In presenting our Theosophy to the world in which we live we have heavy responsibilities and need to respond to them. In a corrupt and unstable social scene, Theosophists ought to try to raise the standards of perception and practice. This ought not to involve condemnations. Perhaps what we need is a permissive society in which people are too wise to avail themselves of most of the permissions.

But all this does not give an adequate answer to the individual who, on the sexual side of life, is beset by powerful compulsions. The way of liberation does not lie in nay narrowly prescribed code of action or in a course of mere repression. The question that has to be asked is “To whom are these things happening?”

During a vastly long evolutionary past we have identified consciousness in us with this personality. When people have problems and conflicts, they think of them as happening to “me”. But “me” is only a physical organism, with a memory and a mind fixated to its perpetuation and defense. Once the organism dies, the personality will lose its present form and break up. What has to be discovered is whether consciousness in us may not have an extended reality quite outside and beyond the “me”.

On this question no other person's word can finally satisfy us. Each has to experiment and find out what happens if that personal mind and its self-defensive motivations are stilled. The answer to our problems is not at the authority of nay other person but from the vertical and intensive. It opens for us as we become open to a higher order of experience. But nobody else can tell us about it in the language of this lower conventional order of experience.

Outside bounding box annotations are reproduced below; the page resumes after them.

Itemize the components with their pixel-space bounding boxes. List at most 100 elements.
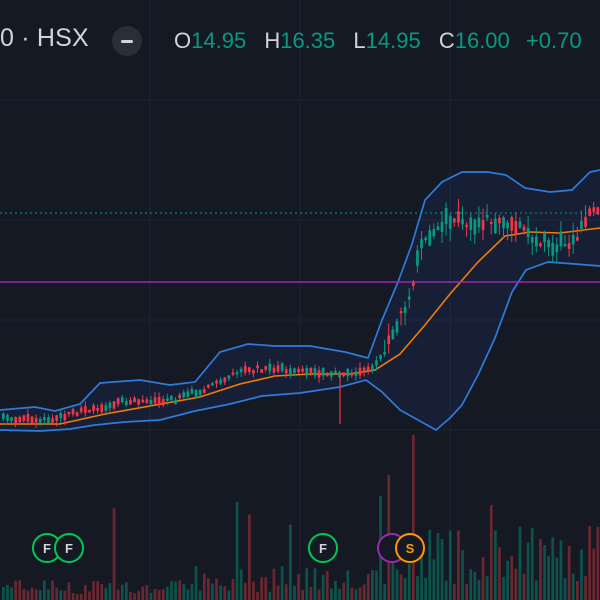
event-marker-f-3[interactable]: F <box>308 533 338 563</box>
candle-body <box>576 236 579 241</box>
candle-body <box>284 369 288 374</box>
volume-bar <box>293 585 296 600</box>
event-marker-f-2[interactable]: F <box>54 533 84 563</box>
candle-body <box>18 416 22 423</box>
candle-body <box>407 296 411 300</box>
volume-bar <box>412 435 415 600</box>
volume-bar <box>436 533 440 600</box>
volume-bar <box>510 556 514 600</box>
candle-body <box>383 352 386 355</box>
volume-bar <box>555 557 559 600</box>
volume-bar <box>38 590 42 600</box>
candle-body <box>280 363 284 372</box>
volume-bar <box>112 507 116 600</box>
volume-bar <box>502 576 505 600</box>
volume-bar <box>383 584 386 600</box>
volume-bar <box>178 580 181 600</box>
event-marker-s[interactable]: S <box>395 533 425 563</box>
volume-bar <box>129 591 132 600</box>
candle-body <box>543 232 546 243</box>
candle-body <box>252 370 255 374</box>
candle-body <box>14 417 17 425</box>
volume-bar <box>448 530 452 600</box>
candle-body <box>71 409 75 415</box>
candle-body <box>161 399 165 406</box>
candle-body <box>301 368 304 372</box>
candle-body <box>522 226 526 231</box>
volume-bar <box>313 568 317 600</box>
candle-body <box>530 237 534 243</box>
candle-body <box>34 418 38 423</box>
volume-bar <box>362 584 366 600</box>
candle-body <box>506 222 509 229</box>
candle-body <box>465 224 468 228</box>
volume-bar <box>428 529 432 600</box>
volume-bar <box>317 589 321 600</box>
candle-body <box>309 367 313 373</box>
candle-body <box>420 239 423 249</box>
volume-bar <box>256 591 259 600</box>
volume-bar <box>34 589 38 600</box>
volume-bar <box>30 587 34 600</box>
volume-bar <box>571 573 575 600</box>
volume-bar <box>133 593 136 600</box>
candle-body <box>174 399 177 405</box>
candle-body <box>448 215 452 229</box>
candle-body <box>10 417 13 421</box>
candle-body <box>584 216 587 227</box>
price-chart[interactable]: F F F S <box>0 0 600 600</box>
candle-body <box>30 416 34 424</box>
candle-body <box>350 372 354 376</box>
candle-body <box>580 220 583 229</box>
volume-bar <box>338 588 341 600</box>
volume-bar <box>96 581 99 600</box>
candle-body <box>358 367 362 376</box>
collapse-legend-button[interactable] <box>112 26 142 56</box>
volume-bar <box>198 590 202 600</box>
candle-body <box>592 207 596 213</box>
candle-body <box>104 405 108 411</box>
candle-body <box>334 370 337 373</box>
volume-bar <box>522 573 526 600</box>
candle-body <box>481 219 485 231</box>
candle-body <box>79 407 83 412</box>
volume-bar <box>477 579 481 600</box>
candle-body <box>395 321 399 333</box>
volume-bar <box>252 581 255 600</box>
candle-body <box>432 229 436 237</box>
candle-body <box>375 360 378 366</box>
volume-bar <box>75 593 79 600</box>
chart-window: F F F S 0 · HSX O14.95 H16.35 L14.95 C16… <box>0 0 600 600</box>
volume-bar <box>494 530 497 600</box>
volume-bar <box>104 587 108 600</box>
volume-bar <box>297 574 300 600</box>
volume-bar <box>157 590 161 600</box>
volume-bar <box>289 524 292 600</box>
volume-bar <box>26 590 30 600</box>
volume-bar <box>518 526 522 600</box>
volume-bar <box>79 593 83 600</box>
volume-bar <box>563 578 567 600</box>
volume-bar <box>239 569 243 600</box>
candle-body <box>51 418 54 423</box>
candle-body <box>518 221 522 228</box>
volume-bar <box>6 584 9 600</box>
volume-bar <box>190 584 194 600</box>
volume-bar <box>92 581 95 600</box>
volume-bar <box>342 582 345 600</box>
volume-bar <box>580 549 583 600</box>
candle-body <box>22 415 26 421</box>
candle-body <box>26 414 30 422</box>
symbol-title[interactable]: 0 · HSX <box>0 21 89 55</box>
volume-bar <box>215 578 218 600</box>
grid-lines <box>0 0 600 600</box>
volume-bar <box>84 585 87 600</box>
candle-body <box>231 372 235 375</box>
candle-body <box>403 307 407 313</box>
volume-bar <box>120 584 124 600</box>
candle-body <box>514 221 518 235</box>
volume-bar <box>567 545 571 600</box>
volume-bar <box>67 582 71 600</box>
volume-bar <box>22 589 26 600</box>
volume-bar <box>280 566 284 600</box>
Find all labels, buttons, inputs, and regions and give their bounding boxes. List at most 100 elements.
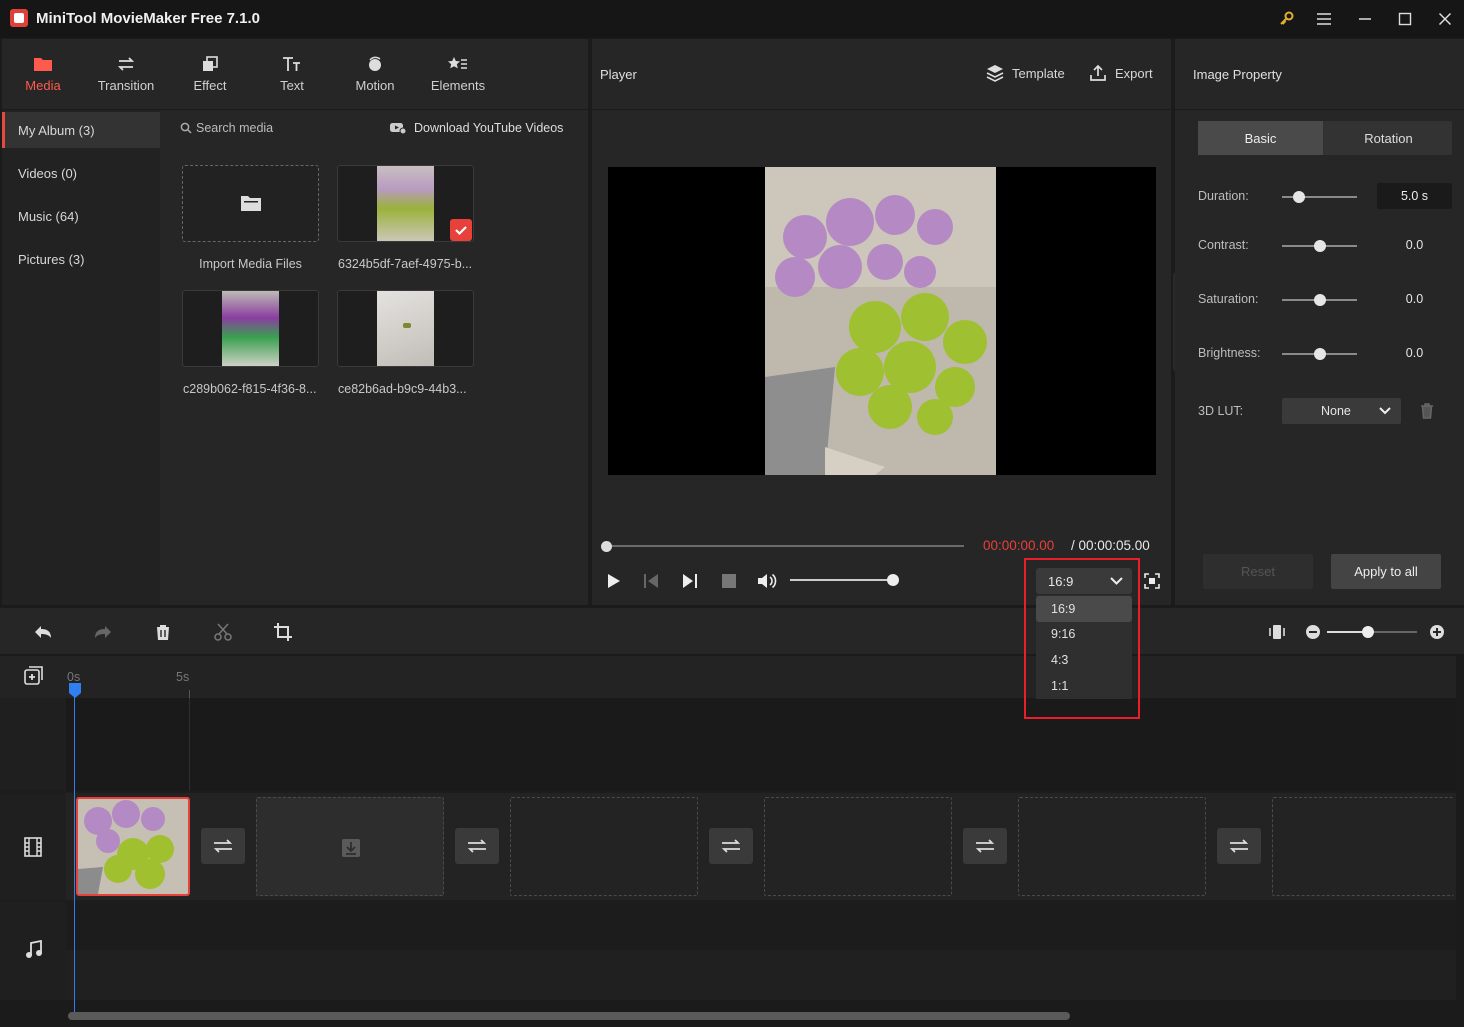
selected-check-icon[interactable]: [450, 219, 472, 241]
lut-value: None: [1321, 404, 1351, 418]
fit-timeline-icon[interactable]: [1268, 623, 1286, 641]
download-youtube-link[interactable]: Download YouTube Videos: [414, 121, 563, 135]
export-icon: [1090, 64, 1106, 81]
playhead-handle[interactable]: [68, 682, 82, 698]
fullscreen-icon[interactable]: [1144, 573, 1160, 589]
stop-icon[interactable]: [721, 573, 737, 589]
import-media-tile[interactable]: [182, 165, 319, 242]
zoom-knob[interactable]: [1361, 626, 1374, 638]
tab-elements-label: Elements: [430, 77, 486, 93]
tab-rotation[interactable]: Rotation: [1325, 121, 1452, 155]
sidebar-item-my-album[interactable]: My Album (3): [2, 112, 160, 148]
template-button[interactable]: Template: [986, 64, 1065, 82]
trash-icon[interactable]: [1420, 403, 1434, 419]
play-icon[interactable]: [605, 573, 621, 589]
timeline-toolbar: [0, 608, 1464, 654]
sidebar-item-music[interactable]: Music (64): [2, 198, 160, 234]
export-button[interactable]: Export: [1089, 64, 1153, 82]
transition-slot-button[interactable]: [455, 828, 499, 864]
timeline-clip[interactable]: [76, 797, 190, 896]
empty-slot[interactable]: [510, 797, 698, 896]
next-frame-icon[interactable]: [682, 573, 698, 589]
empty-slot[interactable]: [1272, 797, 1454, 896]
empty-slot[interactable]: [764, 797, 952, 896]
close-icon[interactable]: [1434, 8, 1456, 30]
media-thumb-1[interactable]: [337, 165, 474, 242]
total-time: / 00:00:05.00: [1071, 538, 1150, 553]
track-grid-line: [189, 698, 190, 791]
sidebar-item-pictures[interactable]: Pictures (3): [2, 241, 160, 277]
crop-icon[interactable]: [274, 623, 292, 641]
zoom-in-icon[interactable]: [1429, 624, 1445, 640]
progress-knob[interactable]: [601, 541, 612, 552]
transition-slot-button[interactable]: [963, 828, 1007, 864]
zoom-out-icon[interactable]: [1305, 624, 1321, 640]
progress-track[interactable]: [606, 545, 964, 547]
timeline-scrollbar[interactable]: [68, 1012, 1070, 1020]
media-icon: [34, 57, 52, 71]
apply-to-all-button[interactable]: Apply to all: [1331, 554, 1441, 589]
app-title: MiniTool MovieMaker Free 7.1.0: [36, 10, 260, 27]
menu-icon[interactable]: [1313, 8, 1335, 30]
drop-media-slot[interactable]: [256, 797, 444, 896]
overlay-track: [66, 698, 1456, 791]
video-preview[interactable]: [608, 167, 1156, 475]
chevron-down-icon: [1379, 407, 1391, 415]
export-label: Export: [1115, 65, 1153, 81]
transition-slot-button[interactable]: [709, 828, 753, 864]
ruler-tick: [189, 690, 190, 698]
empty-slot[interactable]: [1018, 797, 1206, 896]
drop-icon: [342, 839, 360, 857]
media-panel: Media Transition Effect Text Motion Elem…: [2, 39, 588, 605]
transition-slot-button[interactable]: [1217, 828, 1261, 864]
film-icon: [24, 837, 42, 857]
saturation-label: Saturation:: [1198, 292, 1259, 306]
template-label: Template: [1012, 65, 1065, 81]
ruler-label-5s: 5s: [176, 670, 190, 684]
transition-slot-button[interactable]: [201, 828, 245, 864]
transition-icon: [117, 56, 135, 71]
brightness-knob[interactable]: [1313, 348, 1326, 360]
reset-button[interactable]: Reset: [1203, 554, 1313, 589]
player-divider: [592, 109, 1171, 110]
timeline-ruler: 0s 5s: [0, 656, 1456, 698]
add-track-icon[interactable]: [24, 666, 44, 686]
media-thumb-2[interactable]: [182, 290, 319, 367]
video-track-header: [0, 793, 66, 900]
audio-track-lower: [66, 950, 1456, 1000]
key-icon[interactable]: [1276, 8, 1298, 30]
duration-knob[interactable]: [1292, 191, 1305, 203]
tab-transition[interactable]: Transition: [84, 39, 168, 109]
contrast-knob[interactable]: [1313, 240, 1326, 252]
undo-icon[interactable]: [33, 623, 53, 641]
delete-icon[interactable]: [154, 623, 172, 641]
elements-icon: [448, 56, 467, 69]
volume-icon[interactable]: [757, 572, 777, 590]
volume-track[interactable]: [790, 579, 894, 581]
tab-elements[interactable]: Elements: [418, 39, 498, 109]
duration-input[interactable]: 5.0 s: [1377, 183, 1452, 209]
media-thumb-3[interactable]: [337, 290, 474, 367]
minimize-icon[interactable]: [1354, 8, 1376, 30]
media-label-3: ce82b6ad-b9c9-44b3...: [338, 382, 467, 396]
lut-label: 3D LUT:: [1198, 404, 1244, 418]
tab-media[interactable]: Media: [2, 39, 84, 109]
split-icon[interactable]: [214, 623, 232, 641]
lut-select[interactable]: None: [1282, 398, 1401, 424]
maximize-icon[interactable]: [1394, 8, 1416, 30]
image-property-panel: Image Property Basic Rotation Duration: …: [1175, 39, 1464, 605]
youtube-download-icon: [390, 123, 406, 134]
tab-motion[interactable]: Motion: [332, 39, 418, 109]
search-input[interactable]: Search media: [196, 121, 273, 135]
tab-text[interactable]: Text: [252, 39, 332, 109]
previous-frame-icon[interactable]: [643, 573, 659, 589]
tab-effect[interactable]: Effect: [168, 39, 252, 109]
volume-knob[interactable]: [887, 574, 899, 586]
sidebar-item-videos[interactable]: Videos (0): [2, 155, 160, 191]
preview-image: [765, 167, 996, 475]
tab-basic[interactable]: Basic: [1198, 121, 1323, 155]
property-tabs: Basic Rotation: [1198, 121, 1452, 155]
media-label-2: c289b062-f815-4f36-8...: [183, 382, 317, 396]
redo-icon[interactable]: [93, 623, 113, 641]
saturation-knob[interactable]: [1313, 294, 1326, 306]
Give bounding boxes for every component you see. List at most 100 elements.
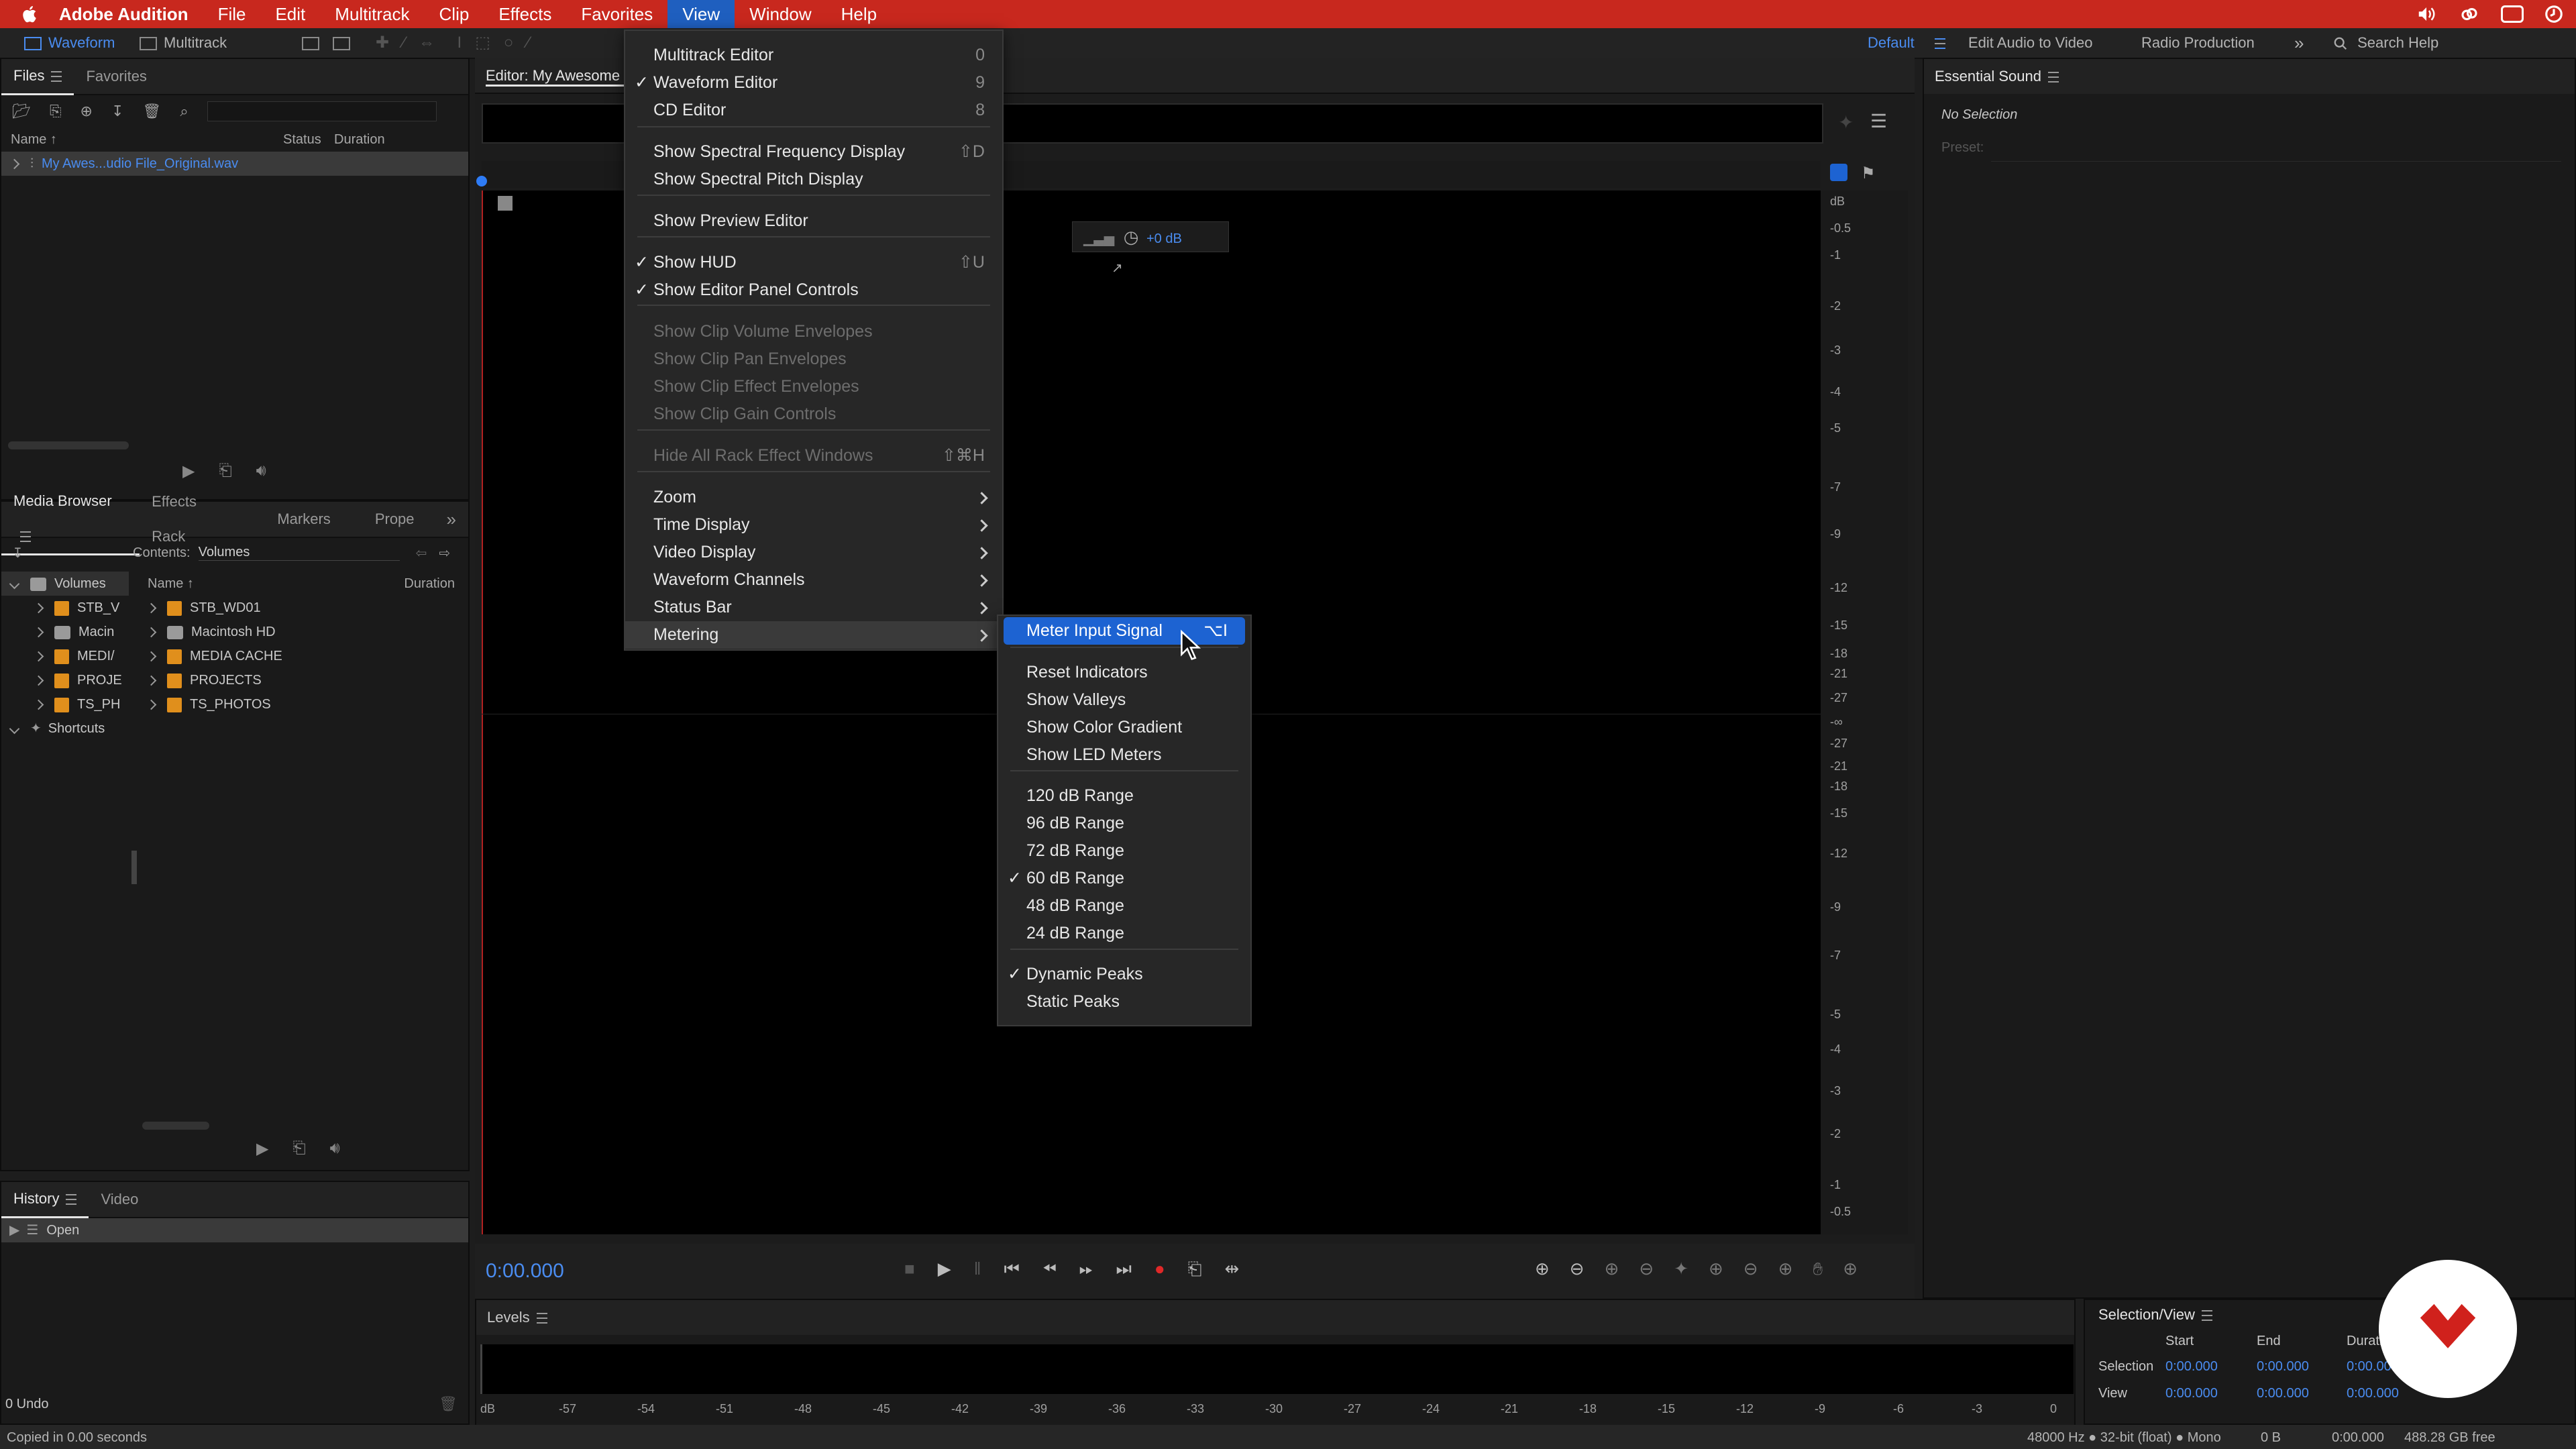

There are, of course, barriers and difficulties. As soon as we embark on any course, we have to face a “dweller on the threshold” consisting of everything in our natures that is incompatible with this new turn in our lives. There is also a powerful momentum from the past. We shall have to watch and wait many times for the high wind of past habit to blow itself out. Many times we may be blown off course. But the individual who knows that he must seek out the truth of creativity and relationship must find something deeper and deeper inside in practical ways, disengage himself from what he feels and knows is morally and aesthetically inappropriate by becoming its silent watcher.